A very prominent corporate lawyer emailed: "I think this angle on the crisis is ridiculous and trivial." He was speaking normatively, not descriptively, and as noted in my post on the subject, I agree. The case against Delaware is weak. Nevertheless, "I am not so sanguine about Congress' ability to craft an appropriate regulatory response or to refrain from messing with Delaware."
Now comes this from the W$J:
The lesson of Enron is, sadly, that there are no lessons.
Less than seven years ago, federal prosecutors began pouncing on the fallen energy company, eventually convicting 22 employees. When Chairman Kenneth Lay and Chief Executive Jeffrey Skilling were finally convicted in May 2006, House Financial Services Committee member Michael Oxley crowed that "justice has been served" and that the "entire debacle" had reinforced executives' duties to public corporations.

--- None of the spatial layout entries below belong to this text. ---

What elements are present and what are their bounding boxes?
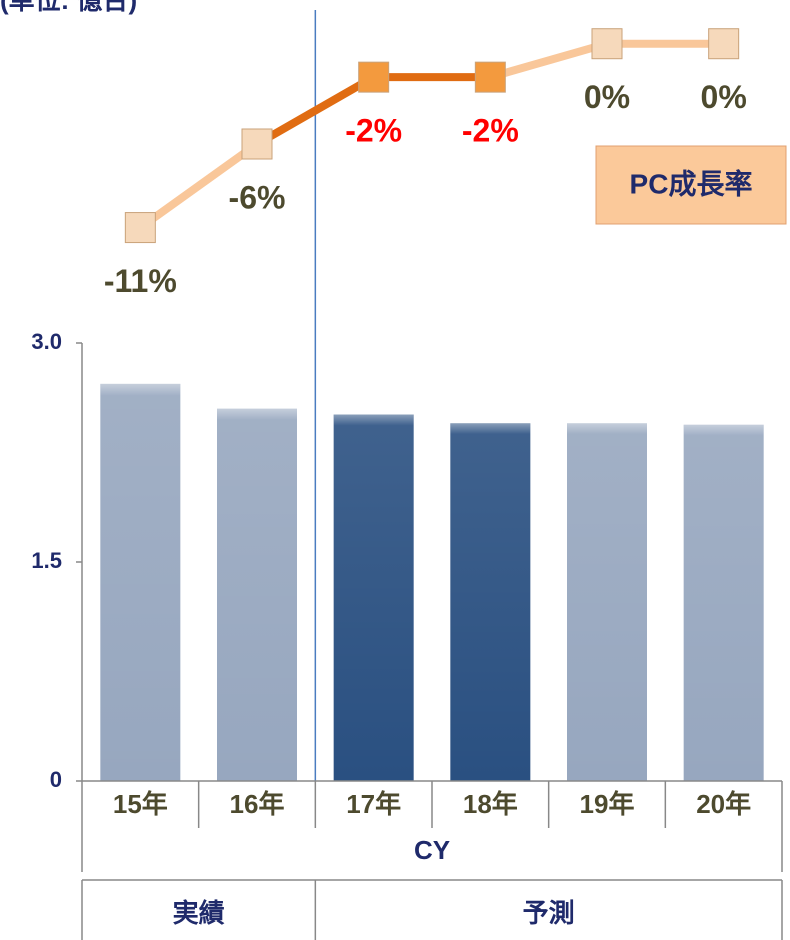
line-marker [708, 28, 740, 60]
x-tick-label: 20年 [696, 789, 751, 819]
line-segment [255, 73, 376, 148]
x-tick-label: 16年 [230, 789, 285, 819]
group-label: 実績 [173, 898, 225, 928]
x-tick-label: 17年 [346, 789, 401, 819]
bar-shine [100, 383, 181, 781]
line-marker [591, 28, 623, 60]
line-marker [474, 61, 506, 93]
legend-label: PC成長率 [630, 167, 753, 199]
line-marker [241, 128, 273, 160]
bar-shine [450, 423, 531, 781]
x-axis-label: CY [414, 835, 450, 865]
x-tick-label: 18年 [463, 789, 518, 819]
data-label: 0% [701, 79, 747, 115]
y-tick-label: 1.5 [31, 548, 62, 573]
data-label: -2% [345, 113, 402, 149]
line-segment [138, 140, 260, 231]
data-label: -11% [104, 263, 177, 299]
line-marker [358, 61, 390, 93]
group-label: 予測 [523, 898, 575, 928]
x-tick-label: 19年 [580, 789, 635, 819]
legend-box [595, 145, 787, 225]
line-segment [489, 39, 609, 81]
unit-label: (単位: 億台) [0, 0, 137, 15]
y-tick-label: 3.0 [31, 329, 62, 354]
bar-shine [333, 414, 414, 781]
bar-shine [217, 408, 297, 781]
data-label: -2% [462, 113, 519, 149]
data-label: 0% [584, 79, 630, 115]
bar-shine [567, 423, 647, 781]
data-label: -6% [229, 179, 286, 215]
bar-shine [683, 424, 764, 781]
line-marker [124, 212, 156, 244]
x-tick-label: 15年 [113, 789, 168, 819]
y-tick-label: 0 [50, 767, 62, 792]
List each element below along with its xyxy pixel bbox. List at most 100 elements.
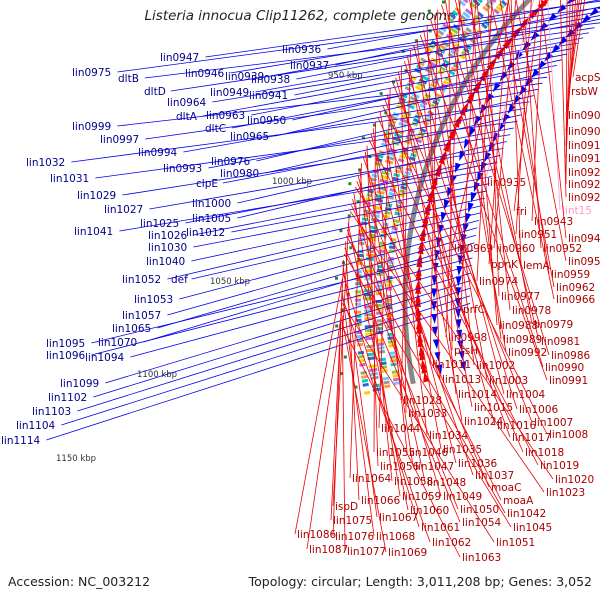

Today's financial crisis has shown what a real debacle looks like. And it has made clear that executives' duties to public companies have, if anything, been loosened, not reinforced. What is worse, the post-Enron crackdown appears not only to have failed to stop flagrant corporate risk-taking, but to have lulled Washington to sleep.
The article quotes Larry Ribstein, who certainly doesn't have it in for Delaware, but the larger point is the one I was making to the NLJ: the debate over the legacy of the financial crisis has begun, and fiduciary duties are on the table.